The cleaning method also separates a sound price from a damaging one. Pressure-washing an asphalt shingle roof costs less in the moment but causes granule loss and premature failure of the roof system, per ARMA, so the cheaper pass shortens the roof's life. A low-pressure chemical wash — the ARMA 50:50 laundry-strength chlorine-bleach-and-water mix, a 15-to-20-minute dwell, and a low-pressure rinse — kills the growth at the root by chemical action and protects the granules, per ARMA.
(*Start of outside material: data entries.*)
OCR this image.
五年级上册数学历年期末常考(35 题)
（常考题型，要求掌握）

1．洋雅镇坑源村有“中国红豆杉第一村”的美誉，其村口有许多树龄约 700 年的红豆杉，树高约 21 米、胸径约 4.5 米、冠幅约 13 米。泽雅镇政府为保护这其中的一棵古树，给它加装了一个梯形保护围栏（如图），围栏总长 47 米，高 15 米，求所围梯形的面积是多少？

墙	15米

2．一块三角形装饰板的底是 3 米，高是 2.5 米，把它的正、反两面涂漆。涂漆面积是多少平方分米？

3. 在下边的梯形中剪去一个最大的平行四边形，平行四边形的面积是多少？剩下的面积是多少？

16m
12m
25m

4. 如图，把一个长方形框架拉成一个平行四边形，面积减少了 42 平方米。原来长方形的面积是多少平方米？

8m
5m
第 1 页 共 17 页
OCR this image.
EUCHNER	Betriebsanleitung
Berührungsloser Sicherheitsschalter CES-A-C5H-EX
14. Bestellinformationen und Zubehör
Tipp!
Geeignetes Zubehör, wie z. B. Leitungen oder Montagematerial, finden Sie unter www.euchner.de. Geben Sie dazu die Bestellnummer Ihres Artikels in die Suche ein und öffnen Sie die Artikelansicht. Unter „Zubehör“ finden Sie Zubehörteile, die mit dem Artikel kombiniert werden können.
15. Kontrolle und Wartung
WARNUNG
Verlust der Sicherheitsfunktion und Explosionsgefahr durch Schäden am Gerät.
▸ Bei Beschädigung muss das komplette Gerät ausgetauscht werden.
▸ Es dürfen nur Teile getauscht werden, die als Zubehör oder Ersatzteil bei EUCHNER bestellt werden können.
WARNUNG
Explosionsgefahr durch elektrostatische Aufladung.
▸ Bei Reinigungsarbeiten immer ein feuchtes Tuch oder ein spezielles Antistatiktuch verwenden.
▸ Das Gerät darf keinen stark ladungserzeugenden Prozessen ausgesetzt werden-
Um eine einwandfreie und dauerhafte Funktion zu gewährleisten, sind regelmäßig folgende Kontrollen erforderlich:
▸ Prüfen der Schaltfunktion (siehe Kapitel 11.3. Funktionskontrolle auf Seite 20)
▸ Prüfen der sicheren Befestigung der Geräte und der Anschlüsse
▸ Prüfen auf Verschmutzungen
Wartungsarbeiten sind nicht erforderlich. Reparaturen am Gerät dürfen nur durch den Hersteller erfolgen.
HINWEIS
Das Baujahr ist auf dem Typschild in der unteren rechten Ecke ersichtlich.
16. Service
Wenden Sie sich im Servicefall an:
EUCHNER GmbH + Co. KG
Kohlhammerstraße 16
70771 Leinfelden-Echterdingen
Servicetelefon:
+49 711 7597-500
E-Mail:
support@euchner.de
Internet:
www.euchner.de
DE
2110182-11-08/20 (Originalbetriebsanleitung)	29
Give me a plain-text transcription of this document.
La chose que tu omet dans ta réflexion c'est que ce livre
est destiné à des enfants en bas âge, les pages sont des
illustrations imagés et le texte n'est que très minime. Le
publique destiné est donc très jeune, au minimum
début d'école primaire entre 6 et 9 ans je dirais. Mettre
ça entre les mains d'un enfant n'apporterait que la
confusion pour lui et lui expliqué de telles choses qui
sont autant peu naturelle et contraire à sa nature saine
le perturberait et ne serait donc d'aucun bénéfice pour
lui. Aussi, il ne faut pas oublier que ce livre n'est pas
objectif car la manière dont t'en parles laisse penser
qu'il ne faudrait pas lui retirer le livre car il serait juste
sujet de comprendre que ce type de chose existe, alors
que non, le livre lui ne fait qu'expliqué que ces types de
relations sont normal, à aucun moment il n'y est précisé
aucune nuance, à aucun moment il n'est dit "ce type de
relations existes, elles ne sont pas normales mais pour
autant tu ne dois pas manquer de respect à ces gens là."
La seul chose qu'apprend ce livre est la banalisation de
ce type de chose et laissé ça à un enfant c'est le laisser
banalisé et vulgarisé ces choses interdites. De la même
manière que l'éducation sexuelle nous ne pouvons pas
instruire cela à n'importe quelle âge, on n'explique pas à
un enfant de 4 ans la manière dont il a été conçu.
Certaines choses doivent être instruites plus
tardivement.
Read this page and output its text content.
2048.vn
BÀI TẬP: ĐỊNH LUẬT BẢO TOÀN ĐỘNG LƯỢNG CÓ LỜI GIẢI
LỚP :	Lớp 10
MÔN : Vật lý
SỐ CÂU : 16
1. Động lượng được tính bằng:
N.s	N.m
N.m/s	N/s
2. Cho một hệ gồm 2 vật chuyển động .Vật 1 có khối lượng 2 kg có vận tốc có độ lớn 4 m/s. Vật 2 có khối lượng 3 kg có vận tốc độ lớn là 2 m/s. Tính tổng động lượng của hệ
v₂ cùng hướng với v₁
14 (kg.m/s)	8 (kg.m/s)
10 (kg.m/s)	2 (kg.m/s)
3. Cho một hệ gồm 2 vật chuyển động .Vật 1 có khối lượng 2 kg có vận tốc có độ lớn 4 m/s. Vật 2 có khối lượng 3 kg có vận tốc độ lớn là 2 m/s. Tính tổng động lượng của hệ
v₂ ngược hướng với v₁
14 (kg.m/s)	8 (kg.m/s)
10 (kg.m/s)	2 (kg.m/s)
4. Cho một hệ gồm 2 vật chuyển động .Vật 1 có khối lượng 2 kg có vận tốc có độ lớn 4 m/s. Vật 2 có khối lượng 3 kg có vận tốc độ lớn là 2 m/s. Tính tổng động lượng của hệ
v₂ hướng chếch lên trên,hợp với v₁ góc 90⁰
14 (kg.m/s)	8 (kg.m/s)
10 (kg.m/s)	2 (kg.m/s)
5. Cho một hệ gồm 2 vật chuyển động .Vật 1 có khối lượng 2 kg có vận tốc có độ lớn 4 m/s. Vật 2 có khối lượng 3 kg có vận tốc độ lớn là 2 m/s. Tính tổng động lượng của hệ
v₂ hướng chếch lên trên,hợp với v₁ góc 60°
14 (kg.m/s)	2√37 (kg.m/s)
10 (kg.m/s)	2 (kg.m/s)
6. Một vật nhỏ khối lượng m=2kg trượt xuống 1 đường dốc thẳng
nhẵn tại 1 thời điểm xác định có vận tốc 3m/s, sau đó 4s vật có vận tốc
Granule loss exceeding roughly 30% of the surface marks a roof beyond cleaning, per GAF and InterNACHI. A pre-cleaning assessment that finds sandy grit in the gutters and bare patches across the field redirects the spend from a cleaning toward a replacement, which is why an honest estimate rates the roof-covering condition before quoting a cleaning.

How Do You Get an Accurate Roof Cleaning Quote?

An accurate quote comes from a written, itemized estimate after an on-site assessment, not a phone number given sight-unseen. The estimate names the cleaning method, identifies the growth as moss, Gloeocapsa magma algae, or lichen, and rates the roof-covering condition, so the price reflects the actual roof rather than a square-footage guess.

A commercial low-slope cleaning prices on the membrane and drainage, not on shingle square footage. EPDM lasts 15 to 25 years, TPO 7 to 20 years, and modified bitumen 20 years, per the InterNACHI life-expectancy chart, and biological growth that holds moisture against the membrane accelerates that deterioration, so the estimate accounts for clearing drains during the rinse rather than ponding cleaning solution on the membrane.

A roof cleaning is a small per-job cost rather than a whole-roof project total: $300 to $1,050 for a typical home, with optional prevention adding $150 to $250, per This Old House. A written estimate that follows an on-site assessment, names the low-pressure chemical method, and rates the roof condition keeps the price honest and the granules intact.